Он сделал шаг ко мне и остановился совсем близко. Слишком близко. Лицо угрожающе потемнело. С таким взглядом, с этой своей щетиной… он смахивал на подонка. Куда девался парень, который учил меня вальсировать и хохотал, пока я оттаптывала ему ноги; который терпеливо — и отважно, если не героически — колесил вместе со мной по улицам Лондона, пока я приспосабливалась к левостороннему движению? Нависший надо мной человек не имел ничего общего с тем, который смастерил патефон из палисандрового несессера и на безупречном французском шептал мне, что мое тело для него как сад: в нем все прекрасно. Этот, чужой Стивен смотрел на меня с жалостью и презрением.

— Ты провела вечер у психоаналитика, — сощурился он, — и смеешь называть меня сумасшедшим?

Во сне я иду промозглой ночью по улице. Зимние листья шуршат вдоль обочины тротуара; деревья заснули, кажется, на веки вечные, и почкам уже не суждено распуститься. Внезапно я вспоминаю, что оставила детей дома одних. Такого быть просто не может, но это сон, и во сне я вдруг понимаю, что бросила детей. Я мчусь обратно, задыхаясь от панического страха. Улицы сплетаются, я не могу отыскать свой дом. А миг спустя оказываюсь у себя на пороге.

В гостиной кто-то есть, этот человек мне смутно знаком. Да это Беттельхайм! Маленького роста, в очках с толстыми стеклами на лисьей физиономии, он сидит в кресле — любимом кресле Стивена — и тычет пальцем в Дэниэла. Мой сын заводной куклой кружится и кружится в углу комнаты, ни на чем не задерживая бессмысленный взгляд.

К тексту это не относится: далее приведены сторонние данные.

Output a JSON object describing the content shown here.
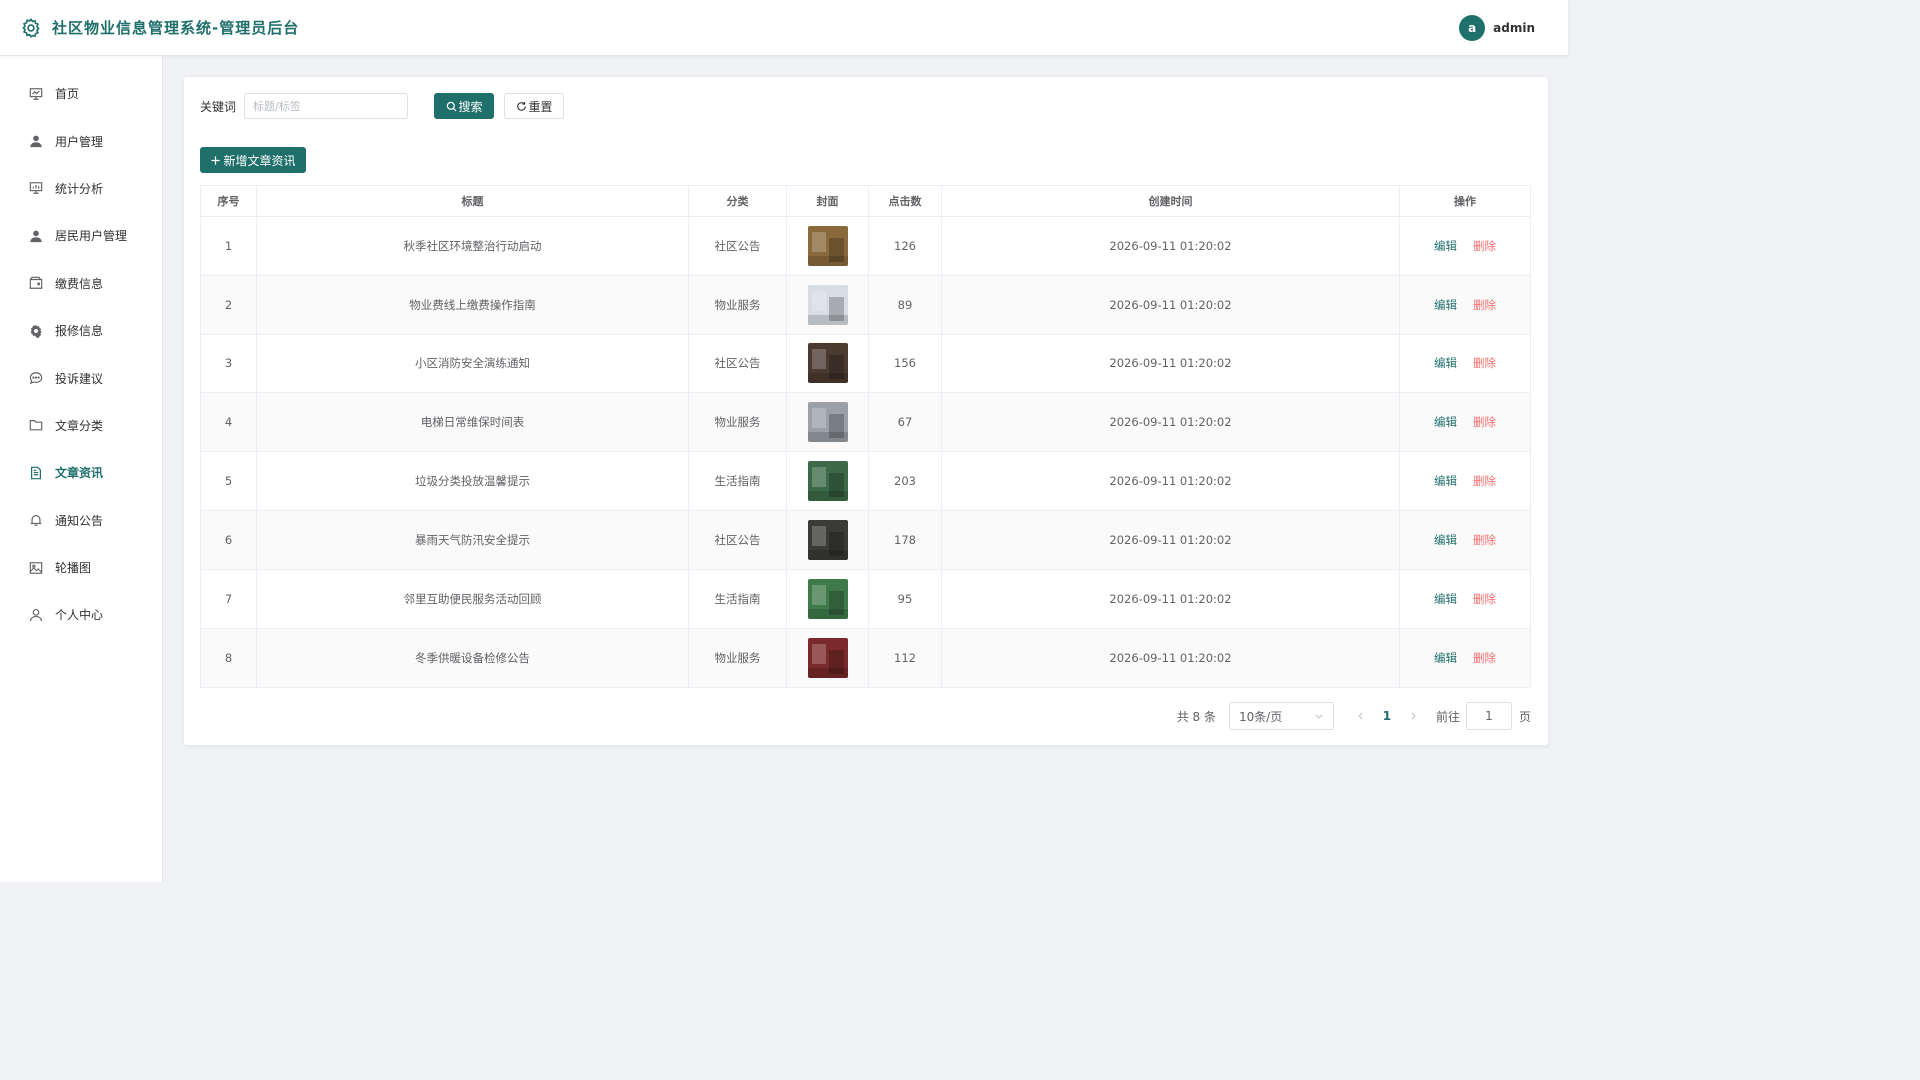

— Посмотри, что ты наделала! — ревет Беттельхайм.

Его взгляд обвиняет. Я леденею от мысли, что вина лежит на мне.

Бросаюсь к Дэниэлу, подхватываю его на руки, но он неподвижен в моих объятиях.

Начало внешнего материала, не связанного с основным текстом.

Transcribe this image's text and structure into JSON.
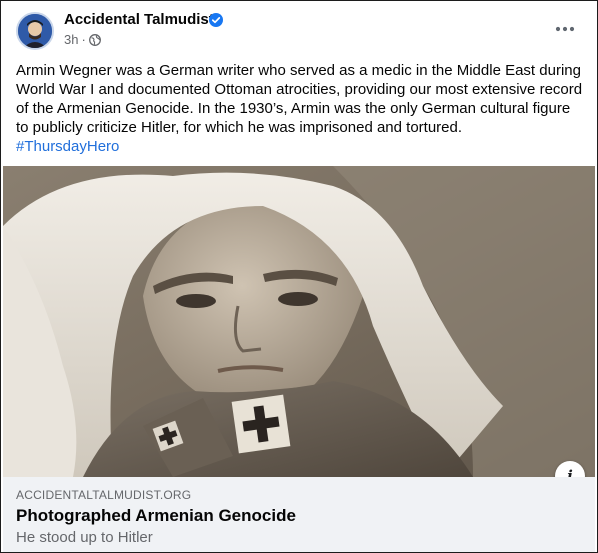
{
  "post": {
    "author": "Accidental Talmudist",
    "time": "3h",
    "separator": "·",
    "audience_icon": "globe-icon",
    "verified_icon": "verified-badge-icon",
    "more_icon": "more-options-icon",
    "text": "Armin Wegner was a German writer who served as a medic in the Middle East during World War I and documented Ottoman atrocities, providing our most extensive record of the Armenian Genocide. In the 1930’s, Armin was the only German cultural figure to publicly criticize Hitler, for which he was imprisoned and tortured.",
    "hashtag": "#ThursdayHero"
  },
  "link": {
    "domain": "ACCIDENTALTALMUDIST.ORG",
    "title": "Photographed Armenian Genocide",
    "subtitle": "He stood up to Hitler",
    "info_icon": "info-icon",
    "info_label": "i"
  },
  "colors": {
    "verified": "#1877f2",
    "hashtag": "#216fdb",
    "link_background": "#f0f2f5"
  }
}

— Посмотри, что ты наделала! — желчно повторяет Беттельхайм.

Я проснулась в комнате, залитой оранжевым светом. Уличный фонарь светил прямо в окно мимо не задернутых штор, превращая спальню в громадный подсвеченный аквариум; мне даже показалось, что меня разглядывают, будто рыбу за стеклом. Открыв окно, я вдохнула ароматы раннего утра, угля, дождя. Человек из моего кошмара исчез.

Реальный человек тоже исчез. Из моей жизни.